Wednesday, December 06, 2023

This can't go on

Real Clear Politics: "Why Social Security Must Be Reformed"
These diagrams vividly show the challenge of the long-term viability of Social Security. This is a case where the old adage that “demographics is destiny” could not be truer. In 1950, just ten years after Social Security began paying benefits, 58% of Americans were 20-64 and only 8% were over 65. As a result, there were just over seven Americans of working age for every potential retiree. Since 1950, the percentage of the population in the working age bracket is about the same (57%), but the percentage over 65 has more than doubled to nearly 19%. That lowers the ratio from 7:1 in 1950 to 3.1:1 today.

And the situation is only going to get worse.

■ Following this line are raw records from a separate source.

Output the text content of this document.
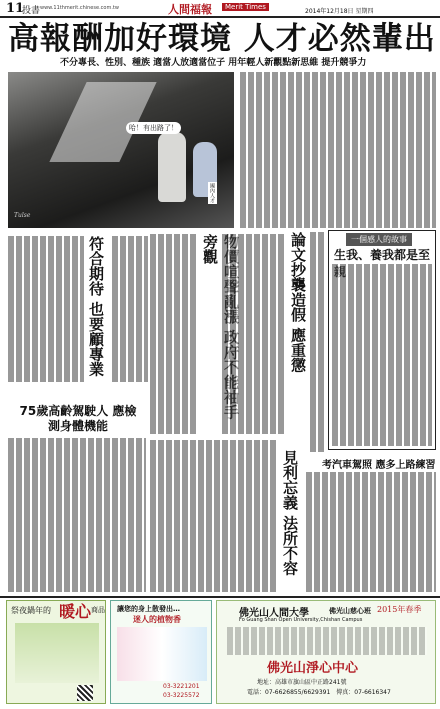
11
投書 www.11thmerit.chinese.com.tw	人間福報	Merit Times
2014年12月18日 星期四
高報酬加好環境 人才必然輩出
不分專長、性別、種族 適當人放適當位子 用年輕人新觀點新思維 提升競爭力
哈！有出路了！
國內人才
Tulse
符合期待 也要顧專業	旁觀	論文抄襲造假 應重懲	一個感人的故事
生我、養我都是至
75歲高齡駕駛人 應檢測身體機能
見利忘義 法所不容 考汽車駕照 應多上路練習
祭夜鍋年的 暖心 商品 讓您的身上散發出…
迷人的植物香
03-3221201
03-3225572
佛光山人間大學	佛光山慈心班 2015年春季
Fo Guang Shan Open University,Chishan Campus
佛光山淨心中心
地址：高雄市旗山區中正路241號
電話：07-6626855/6629391　傳真：07-6616347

By 2050, the ratio falls to 2.3:1 and by the end of the century to 1.7:1. So, the burden on the working generations to support the retired generation will gradually become unsustainable.
Social Security policy is kind of a pet issue for me for several reasons but, perhaps, primary among them is that I don't want to steal from my 2.3 kids. 

1 comment:

Anonymous said...

The Social Security data is unsustainable.

The climate change data? Don't fall for the hoax!

Pet issues give rise to pet math.



and by the end of the century

Since it's okay not to care about the tens of trillions of dollars that climate damage will cause through 2100 if preventative steps aren't taken, it's okay not to care if your 95-year-old kids wind up getting 80 cents on the dollar.